La vraie pastorale n’a donc pas à choisir entre dureté et flatterie. La dureté écrase les personnes. La flatterie les abandonne. La vérité chrétienne fait autre chose : elle accueille pour convertir, elle accompagne pour relever, elle bénit pour ouvrir un chemin, elle aime sans mentir.

C’est pourquoi la question posée par James Alison est si grave. S’il s’agissait seulement de rappeler que des personnes homosexuelles ont été injustement traitées, il faudrait l’entendre. S’il s’agissait seulement de corriger des réflexes de mépris, il faudrait le faire. Mais lorsqu’il s’agit de faire de l’orientation sexuelle une vérité constitutive de l’être, puis d’en déduire une révision de la morale catholique, nous ne sommes plus dans la pastorale. Nous sommes dans une autre anthropologie.

Et cette anthropologie est fausse.

L’homme ne devient pas libre en se définissant par ses désirs. Il devient libre quand ses désirs sont ordonnés à la vérité de son être. Or cette vérité n’est pas inventée par le moi, ni confirmée par l’époque, ni produite par les écrans, ni décrétée par la sociologie. Elle est reçue de Dieu.

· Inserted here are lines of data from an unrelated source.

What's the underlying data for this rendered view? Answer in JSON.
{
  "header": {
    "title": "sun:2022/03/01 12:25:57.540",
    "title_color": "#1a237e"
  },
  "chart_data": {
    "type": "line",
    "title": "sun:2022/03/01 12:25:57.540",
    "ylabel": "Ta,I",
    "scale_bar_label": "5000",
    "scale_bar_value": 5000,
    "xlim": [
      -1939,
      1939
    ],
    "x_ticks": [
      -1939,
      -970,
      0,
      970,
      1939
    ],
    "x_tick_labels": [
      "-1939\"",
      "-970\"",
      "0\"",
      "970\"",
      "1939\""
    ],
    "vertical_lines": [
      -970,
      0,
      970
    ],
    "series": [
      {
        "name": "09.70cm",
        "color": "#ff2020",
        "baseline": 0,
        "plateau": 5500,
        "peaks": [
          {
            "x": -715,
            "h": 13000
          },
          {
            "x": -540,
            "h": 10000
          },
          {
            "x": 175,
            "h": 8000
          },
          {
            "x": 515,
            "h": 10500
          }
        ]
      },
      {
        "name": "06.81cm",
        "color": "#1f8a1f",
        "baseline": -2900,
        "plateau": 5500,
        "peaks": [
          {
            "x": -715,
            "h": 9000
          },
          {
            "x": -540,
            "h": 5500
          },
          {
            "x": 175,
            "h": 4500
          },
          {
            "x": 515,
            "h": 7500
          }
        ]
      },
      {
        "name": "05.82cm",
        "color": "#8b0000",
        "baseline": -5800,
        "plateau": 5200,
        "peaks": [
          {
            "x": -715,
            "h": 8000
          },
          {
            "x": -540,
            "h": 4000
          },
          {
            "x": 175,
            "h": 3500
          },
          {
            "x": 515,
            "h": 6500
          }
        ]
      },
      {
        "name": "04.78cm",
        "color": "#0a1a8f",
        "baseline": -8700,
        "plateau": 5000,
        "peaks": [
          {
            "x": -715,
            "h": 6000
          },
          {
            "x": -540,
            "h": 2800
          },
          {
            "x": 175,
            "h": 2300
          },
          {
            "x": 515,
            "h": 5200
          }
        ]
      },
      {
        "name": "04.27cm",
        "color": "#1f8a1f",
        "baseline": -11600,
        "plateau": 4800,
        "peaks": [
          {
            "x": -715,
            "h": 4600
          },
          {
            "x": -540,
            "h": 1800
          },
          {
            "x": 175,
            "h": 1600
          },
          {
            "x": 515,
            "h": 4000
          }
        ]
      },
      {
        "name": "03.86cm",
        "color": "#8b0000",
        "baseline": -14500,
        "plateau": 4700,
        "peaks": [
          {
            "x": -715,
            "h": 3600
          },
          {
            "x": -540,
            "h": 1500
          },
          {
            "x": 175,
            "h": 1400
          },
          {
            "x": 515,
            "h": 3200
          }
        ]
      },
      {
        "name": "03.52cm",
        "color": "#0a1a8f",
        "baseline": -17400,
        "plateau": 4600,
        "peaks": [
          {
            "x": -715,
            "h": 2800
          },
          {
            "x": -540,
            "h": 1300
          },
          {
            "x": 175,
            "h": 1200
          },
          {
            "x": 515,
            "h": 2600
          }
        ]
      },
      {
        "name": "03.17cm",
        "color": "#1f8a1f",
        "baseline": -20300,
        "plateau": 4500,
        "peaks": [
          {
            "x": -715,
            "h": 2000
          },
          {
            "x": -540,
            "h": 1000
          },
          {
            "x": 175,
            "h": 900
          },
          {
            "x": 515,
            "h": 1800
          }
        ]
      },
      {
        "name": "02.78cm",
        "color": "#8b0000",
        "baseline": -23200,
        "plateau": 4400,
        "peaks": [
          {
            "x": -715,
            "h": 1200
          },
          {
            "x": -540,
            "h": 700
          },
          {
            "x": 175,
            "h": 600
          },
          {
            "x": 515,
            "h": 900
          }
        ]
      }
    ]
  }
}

La grande erreur de notre temps n’est donc pas seulement d’avoir libéré les désirs. Elle est d’avoir fini par croire que les désirs étaient notre être. Le Christ ne vient pas confirmer l’homme dans toutes ses inclinations. Il vient le rendre à sa vérité plus profonde : celle d’une créature blessée, aimée, appelée, et capable d’être transfigurée.